The second flavor is page blobs. Page blobs are split into an array of pages. Each page
can be addressed individually, not unlike sectors on a hard disk. Page
blobs are targeted at random read/write scenarios and provide the
backing store for Windows Azure XDrive. You’ll see more about them
later.
3.2. Container
Blobs are stored in things called containers, which you can think of as
partitions or root directories. Containers exist only to store a
collection of blobs, and can have only a little metadata (8 KB)
associated with them.
Apart from containing blobs, containers serve one other important task. Containers
control sharing policy. You can make containers either
public or private, and all
blobs underneath the container will inherit that setting. When a
container is public, anyone can read data from that container over
public HTTP. When a container is private, only authenticated API
requests can read from the container. Regardless of whether a
container is public or private, any creation, modification, or
deletion operations must be authenticated.
One authentication option that isn’t covered in this chapter is
preauthorized URIs or “signed URLs.” This refers to the ability to
create a special URL that allows users to perform a particular
operation on a blob or a container for a specified period of time.

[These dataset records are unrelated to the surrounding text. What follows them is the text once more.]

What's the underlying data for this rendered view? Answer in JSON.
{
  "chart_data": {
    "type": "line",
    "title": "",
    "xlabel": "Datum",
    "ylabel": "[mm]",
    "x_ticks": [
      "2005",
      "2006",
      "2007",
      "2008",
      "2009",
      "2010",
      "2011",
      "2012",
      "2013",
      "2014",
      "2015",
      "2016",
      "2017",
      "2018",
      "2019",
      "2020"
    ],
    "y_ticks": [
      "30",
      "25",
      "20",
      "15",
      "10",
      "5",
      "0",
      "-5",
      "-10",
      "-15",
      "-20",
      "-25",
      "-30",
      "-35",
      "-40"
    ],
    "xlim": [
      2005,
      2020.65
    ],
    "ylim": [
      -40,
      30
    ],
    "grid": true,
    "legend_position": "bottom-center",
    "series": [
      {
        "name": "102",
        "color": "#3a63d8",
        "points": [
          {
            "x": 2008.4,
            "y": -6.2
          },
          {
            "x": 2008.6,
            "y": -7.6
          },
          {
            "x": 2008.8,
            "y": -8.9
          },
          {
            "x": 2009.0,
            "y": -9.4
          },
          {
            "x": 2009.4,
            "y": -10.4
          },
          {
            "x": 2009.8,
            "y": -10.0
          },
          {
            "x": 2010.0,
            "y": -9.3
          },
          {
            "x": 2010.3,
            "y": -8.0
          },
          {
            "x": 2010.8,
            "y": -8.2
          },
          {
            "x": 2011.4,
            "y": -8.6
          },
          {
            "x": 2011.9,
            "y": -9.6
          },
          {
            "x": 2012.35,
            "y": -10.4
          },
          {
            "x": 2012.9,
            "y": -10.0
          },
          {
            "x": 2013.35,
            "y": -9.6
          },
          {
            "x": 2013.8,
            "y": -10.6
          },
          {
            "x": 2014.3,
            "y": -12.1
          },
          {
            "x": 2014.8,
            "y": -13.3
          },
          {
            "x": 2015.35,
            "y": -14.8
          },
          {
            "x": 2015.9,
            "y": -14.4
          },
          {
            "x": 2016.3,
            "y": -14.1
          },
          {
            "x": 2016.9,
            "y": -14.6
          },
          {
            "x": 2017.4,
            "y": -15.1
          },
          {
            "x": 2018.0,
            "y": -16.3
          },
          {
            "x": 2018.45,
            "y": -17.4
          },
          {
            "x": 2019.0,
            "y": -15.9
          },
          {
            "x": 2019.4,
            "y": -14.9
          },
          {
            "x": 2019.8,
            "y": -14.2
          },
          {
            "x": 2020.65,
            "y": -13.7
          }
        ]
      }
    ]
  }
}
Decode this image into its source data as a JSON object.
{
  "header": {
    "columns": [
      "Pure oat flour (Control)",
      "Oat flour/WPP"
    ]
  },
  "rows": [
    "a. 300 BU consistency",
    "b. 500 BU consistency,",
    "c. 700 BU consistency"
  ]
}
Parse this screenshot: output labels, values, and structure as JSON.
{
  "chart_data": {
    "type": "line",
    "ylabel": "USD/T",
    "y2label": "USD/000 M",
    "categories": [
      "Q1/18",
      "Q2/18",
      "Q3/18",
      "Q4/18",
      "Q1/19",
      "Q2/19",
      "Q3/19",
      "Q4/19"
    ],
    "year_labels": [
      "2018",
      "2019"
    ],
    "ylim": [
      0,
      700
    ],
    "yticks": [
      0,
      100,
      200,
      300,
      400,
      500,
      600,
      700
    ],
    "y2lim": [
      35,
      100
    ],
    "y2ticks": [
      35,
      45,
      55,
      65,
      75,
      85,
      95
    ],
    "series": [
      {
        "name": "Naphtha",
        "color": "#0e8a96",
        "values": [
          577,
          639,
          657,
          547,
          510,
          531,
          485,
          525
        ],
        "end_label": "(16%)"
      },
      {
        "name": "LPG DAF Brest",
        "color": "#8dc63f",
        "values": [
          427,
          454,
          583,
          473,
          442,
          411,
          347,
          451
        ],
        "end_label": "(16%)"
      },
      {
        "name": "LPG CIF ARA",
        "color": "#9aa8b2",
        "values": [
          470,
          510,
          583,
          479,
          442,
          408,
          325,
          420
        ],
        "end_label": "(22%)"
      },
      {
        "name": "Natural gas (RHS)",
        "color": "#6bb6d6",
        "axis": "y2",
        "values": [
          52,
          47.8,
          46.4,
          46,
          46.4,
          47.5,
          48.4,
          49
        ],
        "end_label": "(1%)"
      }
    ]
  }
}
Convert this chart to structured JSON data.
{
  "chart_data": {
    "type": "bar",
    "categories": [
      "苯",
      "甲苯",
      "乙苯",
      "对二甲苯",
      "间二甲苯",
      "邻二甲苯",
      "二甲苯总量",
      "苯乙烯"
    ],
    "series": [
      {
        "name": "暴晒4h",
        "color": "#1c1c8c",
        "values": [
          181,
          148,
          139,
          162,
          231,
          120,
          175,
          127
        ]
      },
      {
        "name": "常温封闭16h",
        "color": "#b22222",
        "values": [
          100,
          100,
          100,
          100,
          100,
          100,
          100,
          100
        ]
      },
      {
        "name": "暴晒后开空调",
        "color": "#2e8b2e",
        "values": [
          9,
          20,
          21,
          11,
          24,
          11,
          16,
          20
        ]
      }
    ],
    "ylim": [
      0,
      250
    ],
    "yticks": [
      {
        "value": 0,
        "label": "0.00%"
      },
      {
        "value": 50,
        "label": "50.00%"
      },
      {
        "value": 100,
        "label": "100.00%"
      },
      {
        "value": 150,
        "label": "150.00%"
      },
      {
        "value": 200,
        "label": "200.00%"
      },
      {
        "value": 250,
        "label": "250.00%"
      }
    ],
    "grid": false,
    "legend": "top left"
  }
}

This is useful in scenarios where you can’t put the storage access key
in your code—for example, client-side web apps. See http://msdn.microsoft.com/en-us/library/ee395415.aspx
for details on how to use this.
Note: For users familiar with Amazon’s S3, containers are not the
same as S3’s buckets. Containers are not a global resource; they
“belong” to a single account. This means you can create containers
in your code’s critical path, and the storage system will be able to
keep up. Deletion of a container is also instant. One “gotcha” to
keep in mind is that re-creation of a container just deleted might
be delayed. The reason is that the storage service must delete all
the blobs that were in the container (or, more accurately, put the
garbage-collection process in motion), and this takes a small amount
of processing time.
3.3. Storage account
You can think of these as the
“drives” where you place containers. A storage account can have any
number of containers—as of this writing, there is no limit on the
number of containers any storage account can have.
The containers also inherit the parent storage account’s
geolocation setting. If you specify that the storage account should be
in the South Central United States, all containers under the account
will show up in the same location, and by the same transitive
relationship, all blobs under those containers will show up in the
South Central United States as well.